SEBI has issued draft circulars to tighten regulations on trading software and IT resilience for Market Infrastructure Institutions (MIIs). The proposals aim to standardize Trading System Hardware (TSH) and secure the digital framework of stock exchanges, ensuring market integrity amidst the rapid growth of algorithmic and AI-based trading.
The Securities and Exchange Board of India (SEBI) has released new consultation papers outlining draft circulars aimed at upgrading the regulatory framework for trading software and the IT resilience of Market Infrastructure Institutions (MIIs). These measures, part of a broader effort to modernize India’s capital markets, seek to harmonize standards for software used in trading and ensure robust digital defenses for stock exchanges, clearing corporations, and depositories.
The draft circulars, released for public comment in June 2026, address the growing reliance on algorithmic trading and automated systems.
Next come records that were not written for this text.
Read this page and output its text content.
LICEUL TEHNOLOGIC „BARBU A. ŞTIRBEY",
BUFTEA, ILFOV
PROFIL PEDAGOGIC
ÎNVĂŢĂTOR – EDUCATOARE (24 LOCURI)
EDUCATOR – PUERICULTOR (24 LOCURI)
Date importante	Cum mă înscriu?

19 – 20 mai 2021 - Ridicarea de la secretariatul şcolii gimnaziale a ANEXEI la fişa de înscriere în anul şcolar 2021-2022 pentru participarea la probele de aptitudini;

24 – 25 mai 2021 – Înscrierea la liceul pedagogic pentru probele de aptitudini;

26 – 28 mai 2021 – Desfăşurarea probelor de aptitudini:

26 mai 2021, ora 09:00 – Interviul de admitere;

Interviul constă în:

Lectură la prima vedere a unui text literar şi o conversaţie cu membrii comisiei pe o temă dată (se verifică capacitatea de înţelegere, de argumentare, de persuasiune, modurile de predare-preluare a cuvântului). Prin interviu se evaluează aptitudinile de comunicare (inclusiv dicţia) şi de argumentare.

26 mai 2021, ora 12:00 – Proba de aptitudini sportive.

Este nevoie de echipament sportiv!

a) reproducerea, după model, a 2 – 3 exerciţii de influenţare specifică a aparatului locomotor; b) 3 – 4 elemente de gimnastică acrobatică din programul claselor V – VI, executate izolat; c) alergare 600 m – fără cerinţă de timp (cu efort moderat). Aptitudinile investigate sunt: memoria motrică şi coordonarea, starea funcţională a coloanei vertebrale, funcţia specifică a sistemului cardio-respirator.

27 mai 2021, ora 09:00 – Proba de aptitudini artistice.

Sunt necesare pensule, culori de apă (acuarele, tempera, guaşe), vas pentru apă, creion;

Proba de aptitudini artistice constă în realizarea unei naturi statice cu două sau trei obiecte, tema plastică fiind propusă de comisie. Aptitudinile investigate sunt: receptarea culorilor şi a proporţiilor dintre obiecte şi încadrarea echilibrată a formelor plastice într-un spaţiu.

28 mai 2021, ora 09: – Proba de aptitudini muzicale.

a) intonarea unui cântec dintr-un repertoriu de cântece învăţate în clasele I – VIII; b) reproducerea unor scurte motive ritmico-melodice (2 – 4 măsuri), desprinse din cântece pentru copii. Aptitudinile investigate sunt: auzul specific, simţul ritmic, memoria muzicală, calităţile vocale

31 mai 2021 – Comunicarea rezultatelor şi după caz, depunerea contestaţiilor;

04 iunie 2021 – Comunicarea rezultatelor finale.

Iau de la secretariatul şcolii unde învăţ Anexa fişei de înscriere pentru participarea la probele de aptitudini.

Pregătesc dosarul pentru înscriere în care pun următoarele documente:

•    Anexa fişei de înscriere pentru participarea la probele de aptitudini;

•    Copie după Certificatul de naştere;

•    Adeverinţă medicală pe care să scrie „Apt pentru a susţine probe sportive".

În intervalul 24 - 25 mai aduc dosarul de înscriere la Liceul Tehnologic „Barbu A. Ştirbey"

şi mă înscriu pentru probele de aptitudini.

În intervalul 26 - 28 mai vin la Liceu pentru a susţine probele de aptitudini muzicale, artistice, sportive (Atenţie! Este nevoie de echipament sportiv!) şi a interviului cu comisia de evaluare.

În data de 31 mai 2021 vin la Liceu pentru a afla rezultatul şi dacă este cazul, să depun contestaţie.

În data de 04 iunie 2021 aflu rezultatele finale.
By mandating stricter technical and security specifications, the regulator aims to mitigate operational risks and prevent systemic failures in an era of high-frequency, AI-driven market participation.
Standardizing Trading Software and Connectivity
A key focus of the proposed circular for stock exchanges is the regulation of "Trading Software and Trading System Hardware" (TSH) used by market participants. SEBI’s draft proposals emphasize the need for:
Uniformity in Trading Software: Establishing baseline quality and security standards for software platforms used to route orders through stock exchanges.
Infrastructure Accountability: Clearer guidelines on the hardware and server infrastructure (TSH) utilized by stock brokers to ensure that connectivity protocols do not compromise exchange-level latency or market stability.
Traceability: Ensuring that all software interfaces, including those using API-based automated trading, adhere to the "Algo-ID" requirements introduced in the regulator's earlier 2026 framework, allowing for comprehensive order-to-source traceability.
Strengthening IT Resilience for MIIs
The second consultation paper addresses the IT resilience of MIIs, including stock exchanges and depositories. This follows a year of increased focus on digital security, with SEBI proposing an "IT Resilience Index" to measure and rank the robustness of these institutions.
According to draft provisions, MIIs will be required to maintain more frequent stress testing of their IT systems, report vulnerability patterns, and demonstrate the ability to recover from cyber incidents within predefined recovery time objectives (RTOs). The regulator is also pushing for greater transparency in how these institutions manage third-party software vendors, ensuring that cybersecurity gaps in the supply chain do not affect the broader financial ecosystem.
Official Sources
Quote Section
"According to officials, the primary objective is to fortify the digital backbone of the Indian securities market. As trading becomes increasingly automated, these draft circulars ensure that technological growth does not come at the cost of market stability or systemic risk management."
Why It Matters
For investors and market participants, these regulations translate to a more secure and reliable trading environment. By mandating high-tier security protocols for trading software and rigorous IT resilience standards for exchanges, SEBI is working to minimize the likelihood of technical glitches or cyber-related outages—events that have historically triggered flash crashes or market panic. For fintech firms and developers, the circulars signal a shift toward a more standardized, "regulated-by-design" approach to building trading tools.
Key Facts at a Glance
Focus Areas: Regulation of trading software, Trading System Hardware (TSH) connectivity, and MII IT resilience.
Regulatory Goal: Mitigating systemic risk in an age of AI-driven and high-frequency trading.
Traceability: Continued enforcement of "Algo-ID" for all automated orders routed through trading platforms.
Timeline: Consultation papers are currently open for industry feedback before finalization and implementation.
FAQ
1. What are MIIs in the context of SEBI circulars?
Market Infrastructure Institutions (MIIs) include stock exchanges, clearing corporations, and depositories, which form the critical infrastructure of the financial market.
2. What is the significance of the "Algo-ID" mentioned?
The Algo-ID allows exchanges to trace every automated order back to the specific trading strategy and client, preventing anonymous algorithmic trading and enhancing market surveillance.
3. Will these changes impact individual retail traders?
Retail traders using standard trading apps provided by their brokers may see increased security features (like improved 2FA), but the bulk of the compliance burden rests with software developers and brokers providing automated trading interfaces.